Blogging Is A Crime ?

CopsBlogging is  a crime in certain countries: Burma, Iran, Syria, Saudi Arabia, Tunisia, Egypt, China, Vietnam, Cuba, and Turkmenistan.

I knew that blogging and certain other online activities were considered criminal but I have to thank my friend George at Bahá’í Views  for posting about the site  Committee to Protect Journalists.

In a recent Special Report, they say:

“Bloggers are at the vanguard of the information revolution and their numbers are expanding rapidly,” said CPJ Executive Director Joel Simon. “But governments are quickly learning how to turn technology against bloggers by censoring and filtering the Internet, restricting online access and mining personal data. When all else fails, the authorities simply jail a few bloggers to intimidate the rest of the online community into silence or self-censorship.”

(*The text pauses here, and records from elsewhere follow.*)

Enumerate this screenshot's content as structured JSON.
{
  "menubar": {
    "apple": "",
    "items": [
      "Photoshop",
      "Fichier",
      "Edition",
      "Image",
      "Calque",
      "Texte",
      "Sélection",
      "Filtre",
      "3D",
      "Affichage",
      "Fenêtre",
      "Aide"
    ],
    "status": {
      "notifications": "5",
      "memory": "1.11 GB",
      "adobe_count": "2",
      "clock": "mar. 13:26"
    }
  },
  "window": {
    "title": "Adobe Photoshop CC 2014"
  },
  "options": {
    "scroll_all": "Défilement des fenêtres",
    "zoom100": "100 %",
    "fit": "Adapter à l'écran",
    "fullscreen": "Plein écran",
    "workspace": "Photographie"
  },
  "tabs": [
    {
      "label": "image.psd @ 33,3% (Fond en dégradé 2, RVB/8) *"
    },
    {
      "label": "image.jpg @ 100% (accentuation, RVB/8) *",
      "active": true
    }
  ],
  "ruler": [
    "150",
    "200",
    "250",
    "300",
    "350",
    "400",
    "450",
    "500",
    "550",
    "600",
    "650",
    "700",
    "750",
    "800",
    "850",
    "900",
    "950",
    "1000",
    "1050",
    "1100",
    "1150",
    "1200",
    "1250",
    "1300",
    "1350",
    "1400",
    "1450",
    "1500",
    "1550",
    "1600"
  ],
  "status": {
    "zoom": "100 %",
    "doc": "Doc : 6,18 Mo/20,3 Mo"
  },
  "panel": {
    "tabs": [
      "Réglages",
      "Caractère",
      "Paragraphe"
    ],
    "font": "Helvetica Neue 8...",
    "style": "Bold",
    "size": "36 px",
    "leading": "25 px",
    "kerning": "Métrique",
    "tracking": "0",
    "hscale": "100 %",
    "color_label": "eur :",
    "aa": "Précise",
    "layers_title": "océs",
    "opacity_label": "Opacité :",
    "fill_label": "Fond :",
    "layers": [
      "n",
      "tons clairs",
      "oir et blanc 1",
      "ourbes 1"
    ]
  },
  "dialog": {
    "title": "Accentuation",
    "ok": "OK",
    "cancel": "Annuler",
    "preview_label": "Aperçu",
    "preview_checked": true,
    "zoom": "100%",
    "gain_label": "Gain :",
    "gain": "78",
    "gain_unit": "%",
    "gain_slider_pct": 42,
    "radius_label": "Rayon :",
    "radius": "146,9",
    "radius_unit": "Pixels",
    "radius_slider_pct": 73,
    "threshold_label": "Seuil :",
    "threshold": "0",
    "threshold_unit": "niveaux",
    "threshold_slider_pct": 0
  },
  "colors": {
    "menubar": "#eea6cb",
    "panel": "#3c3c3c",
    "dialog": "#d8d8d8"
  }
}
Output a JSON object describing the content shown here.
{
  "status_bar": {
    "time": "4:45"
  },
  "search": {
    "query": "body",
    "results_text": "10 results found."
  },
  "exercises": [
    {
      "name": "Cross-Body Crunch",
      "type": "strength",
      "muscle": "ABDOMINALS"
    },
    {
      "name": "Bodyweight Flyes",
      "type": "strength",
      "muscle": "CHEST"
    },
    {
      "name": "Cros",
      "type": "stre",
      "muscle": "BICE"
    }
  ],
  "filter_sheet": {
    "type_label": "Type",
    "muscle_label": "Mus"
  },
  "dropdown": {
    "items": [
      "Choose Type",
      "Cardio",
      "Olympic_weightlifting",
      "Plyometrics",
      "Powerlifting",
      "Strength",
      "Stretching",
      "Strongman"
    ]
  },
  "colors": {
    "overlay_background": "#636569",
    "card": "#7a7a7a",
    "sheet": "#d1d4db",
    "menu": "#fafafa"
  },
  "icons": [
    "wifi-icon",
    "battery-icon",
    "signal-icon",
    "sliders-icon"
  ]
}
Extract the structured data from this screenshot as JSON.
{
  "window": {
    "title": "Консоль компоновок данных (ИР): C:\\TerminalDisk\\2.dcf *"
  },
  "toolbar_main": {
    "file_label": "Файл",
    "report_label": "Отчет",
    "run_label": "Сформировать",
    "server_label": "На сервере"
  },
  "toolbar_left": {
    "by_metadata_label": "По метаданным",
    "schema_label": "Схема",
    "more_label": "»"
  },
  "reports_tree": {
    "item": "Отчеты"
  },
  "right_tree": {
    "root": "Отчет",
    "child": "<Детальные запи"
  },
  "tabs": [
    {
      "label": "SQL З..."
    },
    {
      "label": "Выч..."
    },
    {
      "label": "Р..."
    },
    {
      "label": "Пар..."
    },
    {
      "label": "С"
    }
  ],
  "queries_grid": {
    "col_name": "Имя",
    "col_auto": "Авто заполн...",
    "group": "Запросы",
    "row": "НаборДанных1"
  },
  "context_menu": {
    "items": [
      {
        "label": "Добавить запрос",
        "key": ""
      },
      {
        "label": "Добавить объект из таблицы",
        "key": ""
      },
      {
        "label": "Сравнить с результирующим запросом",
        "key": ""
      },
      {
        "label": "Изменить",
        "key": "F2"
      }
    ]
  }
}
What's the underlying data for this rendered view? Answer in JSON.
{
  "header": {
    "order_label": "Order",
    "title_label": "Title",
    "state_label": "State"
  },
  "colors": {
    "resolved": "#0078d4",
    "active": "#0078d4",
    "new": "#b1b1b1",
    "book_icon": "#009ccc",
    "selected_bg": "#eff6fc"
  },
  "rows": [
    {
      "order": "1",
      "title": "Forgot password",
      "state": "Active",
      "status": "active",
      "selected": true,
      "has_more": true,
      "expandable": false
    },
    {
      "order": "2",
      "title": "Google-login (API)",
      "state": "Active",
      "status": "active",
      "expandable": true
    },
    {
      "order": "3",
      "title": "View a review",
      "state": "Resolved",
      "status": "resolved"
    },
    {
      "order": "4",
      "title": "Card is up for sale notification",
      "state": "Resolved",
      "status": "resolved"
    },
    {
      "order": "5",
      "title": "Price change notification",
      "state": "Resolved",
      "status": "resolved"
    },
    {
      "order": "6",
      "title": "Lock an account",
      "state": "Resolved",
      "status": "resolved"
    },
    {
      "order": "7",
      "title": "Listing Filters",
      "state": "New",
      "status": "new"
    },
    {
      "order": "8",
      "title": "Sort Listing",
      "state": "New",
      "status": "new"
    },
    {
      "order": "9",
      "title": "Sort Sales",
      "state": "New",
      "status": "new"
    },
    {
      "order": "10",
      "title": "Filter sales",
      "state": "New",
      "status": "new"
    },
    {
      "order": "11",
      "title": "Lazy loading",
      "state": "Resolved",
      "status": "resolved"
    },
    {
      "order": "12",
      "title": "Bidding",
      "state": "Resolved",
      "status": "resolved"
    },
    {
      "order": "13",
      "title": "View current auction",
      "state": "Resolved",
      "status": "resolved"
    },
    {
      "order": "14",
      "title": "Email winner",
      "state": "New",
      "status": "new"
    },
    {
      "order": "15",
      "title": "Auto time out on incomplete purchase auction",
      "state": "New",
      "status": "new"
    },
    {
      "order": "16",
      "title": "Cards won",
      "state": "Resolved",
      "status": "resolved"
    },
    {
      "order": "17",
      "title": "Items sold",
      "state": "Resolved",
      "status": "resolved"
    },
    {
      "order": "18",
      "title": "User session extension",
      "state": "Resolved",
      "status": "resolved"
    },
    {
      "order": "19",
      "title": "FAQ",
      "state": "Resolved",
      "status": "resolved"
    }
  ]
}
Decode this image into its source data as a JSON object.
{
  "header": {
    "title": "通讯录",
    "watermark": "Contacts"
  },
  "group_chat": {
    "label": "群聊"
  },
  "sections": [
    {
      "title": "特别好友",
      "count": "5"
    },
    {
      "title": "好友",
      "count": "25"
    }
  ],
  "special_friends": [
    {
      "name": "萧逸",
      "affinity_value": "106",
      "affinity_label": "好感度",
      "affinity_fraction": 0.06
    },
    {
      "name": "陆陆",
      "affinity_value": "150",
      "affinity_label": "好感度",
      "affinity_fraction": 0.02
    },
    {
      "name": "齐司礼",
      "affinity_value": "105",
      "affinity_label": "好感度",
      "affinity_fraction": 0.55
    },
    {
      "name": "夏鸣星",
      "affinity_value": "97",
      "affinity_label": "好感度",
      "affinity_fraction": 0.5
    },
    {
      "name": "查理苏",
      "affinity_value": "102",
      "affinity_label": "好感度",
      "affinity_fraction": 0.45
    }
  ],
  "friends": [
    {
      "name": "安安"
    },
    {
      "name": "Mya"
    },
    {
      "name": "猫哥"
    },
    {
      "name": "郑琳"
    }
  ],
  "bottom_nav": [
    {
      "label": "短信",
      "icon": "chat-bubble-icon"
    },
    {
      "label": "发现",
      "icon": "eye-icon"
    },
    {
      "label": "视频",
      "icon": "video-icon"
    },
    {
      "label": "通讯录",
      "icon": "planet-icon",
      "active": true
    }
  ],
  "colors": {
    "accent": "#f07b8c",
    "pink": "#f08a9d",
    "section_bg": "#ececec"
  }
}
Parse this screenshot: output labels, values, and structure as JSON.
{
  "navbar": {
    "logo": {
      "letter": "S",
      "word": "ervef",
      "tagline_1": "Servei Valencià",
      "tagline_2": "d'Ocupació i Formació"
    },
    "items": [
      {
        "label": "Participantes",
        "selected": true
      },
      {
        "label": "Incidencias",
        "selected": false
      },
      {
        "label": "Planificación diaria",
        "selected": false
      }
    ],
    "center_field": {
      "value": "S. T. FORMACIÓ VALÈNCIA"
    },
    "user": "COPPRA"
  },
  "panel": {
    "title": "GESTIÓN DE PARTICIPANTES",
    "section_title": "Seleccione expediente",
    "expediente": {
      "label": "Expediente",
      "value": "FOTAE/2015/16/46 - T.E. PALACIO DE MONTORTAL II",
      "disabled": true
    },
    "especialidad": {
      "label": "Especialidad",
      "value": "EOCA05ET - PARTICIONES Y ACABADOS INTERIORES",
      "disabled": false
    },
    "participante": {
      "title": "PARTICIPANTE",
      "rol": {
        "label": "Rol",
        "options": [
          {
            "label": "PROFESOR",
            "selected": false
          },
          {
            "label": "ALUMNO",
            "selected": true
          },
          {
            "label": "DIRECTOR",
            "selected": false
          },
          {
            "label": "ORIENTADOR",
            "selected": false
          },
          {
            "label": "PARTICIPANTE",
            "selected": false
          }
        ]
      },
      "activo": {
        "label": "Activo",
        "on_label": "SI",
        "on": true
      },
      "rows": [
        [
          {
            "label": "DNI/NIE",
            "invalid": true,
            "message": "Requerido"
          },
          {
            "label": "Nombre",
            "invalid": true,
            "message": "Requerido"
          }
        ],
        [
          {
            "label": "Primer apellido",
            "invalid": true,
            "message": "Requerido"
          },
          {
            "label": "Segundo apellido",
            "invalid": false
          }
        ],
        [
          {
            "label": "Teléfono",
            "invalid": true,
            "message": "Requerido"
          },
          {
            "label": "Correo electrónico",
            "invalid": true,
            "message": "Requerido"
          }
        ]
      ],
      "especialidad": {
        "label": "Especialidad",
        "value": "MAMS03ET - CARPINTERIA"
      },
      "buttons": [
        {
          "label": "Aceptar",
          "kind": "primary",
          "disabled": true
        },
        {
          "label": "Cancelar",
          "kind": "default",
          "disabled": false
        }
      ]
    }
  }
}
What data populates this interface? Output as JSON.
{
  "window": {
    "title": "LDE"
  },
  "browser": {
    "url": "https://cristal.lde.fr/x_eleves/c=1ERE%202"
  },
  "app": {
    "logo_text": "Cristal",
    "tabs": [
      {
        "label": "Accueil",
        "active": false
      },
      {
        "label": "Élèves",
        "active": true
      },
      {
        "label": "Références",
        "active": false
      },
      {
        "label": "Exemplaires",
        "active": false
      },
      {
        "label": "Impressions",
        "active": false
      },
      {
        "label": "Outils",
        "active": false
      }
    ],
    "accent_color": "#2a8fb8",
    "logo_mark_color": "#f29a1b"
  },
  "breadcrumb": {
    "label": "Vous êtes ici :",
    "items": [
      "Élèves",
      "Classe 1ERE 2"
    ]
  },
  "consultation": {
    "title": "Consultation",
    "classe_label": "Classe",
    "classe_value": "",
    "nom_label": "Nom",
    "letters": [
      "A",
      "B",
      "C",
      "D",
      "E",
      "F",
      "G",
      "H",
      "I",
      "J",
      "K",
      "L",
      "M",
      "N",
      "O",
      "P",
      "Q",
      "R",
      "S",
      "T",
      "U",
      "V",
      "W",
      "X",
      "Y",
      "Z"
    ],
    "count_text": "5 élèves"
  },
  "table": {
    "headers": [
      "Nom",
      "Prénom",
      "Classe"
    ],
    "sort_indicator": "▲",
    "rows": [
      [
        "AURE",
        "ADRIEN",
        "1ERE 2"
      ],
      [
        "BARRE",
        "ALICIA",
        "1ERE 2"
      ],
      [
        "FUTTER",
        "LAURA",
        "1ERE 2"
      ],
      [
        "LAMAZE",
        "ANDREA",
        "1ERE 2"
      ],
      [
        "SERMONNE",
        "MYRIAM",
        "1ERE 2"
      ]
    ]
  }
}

I happen to live in the United States and we certainly have issues to deal with in terms of freedom of expression but I would still be a blogger in any of the countries mentioned because I’m sure I would find out about Reporters Without Borders  and their well-documented methods to circumvent repression and restraint against freedom of speech.

Just before I include my Spiritual Quote  for this post, I want to reproduce the pictures from CPJ’s article to add the color of the human dimension to these very black words…

Turkmen soldiers guard an Internet cafe in Ashgabat. (Reuters)

Sánchez’s Generación Y  is among a small but emerging group of independent Cuban blogs. (CPJ)

Zarganar is serving a 59-year prison term. (AP)

Amer is jailed for insulting the president and Islam. (Reuters)

Spiritual Quote:

16 June 1912
Talk at Central Congregational Church
Hancock Street, Brooklyn, New York

“This is a goodly temple and congregation, for—praise be to God!—this is a house of worship wherein conscientious opinion has free sway. Every religion and every religious aspiration may be freely voiced and expressed here. Just as in the world of politics there is need for free thought, likewise in the world of religion there should be the right of unrestricted individual belief. Consider what a vast difference exists between modern democracy and the old forms of despotism. Under an autocratic government the opinions of men are not free, and development is stifled, whereas in democracy, because thought and speech are not restricted, the greatest progress is witnessed. It is likewise true in the world of religion. When freedom of conscience, liberty of thought and right of speech prevail—that is to say, when every man according to his own idealization may give expression to his beliefs—development and growth are inevitable. Therefore, this is a blessed church because its pulpit is open to every religion, the ideals of which may be set forth with openness and freedom. For this reason I am most grateful to the reverend doctor; I find him indeed a servant of the oneness of humanity.”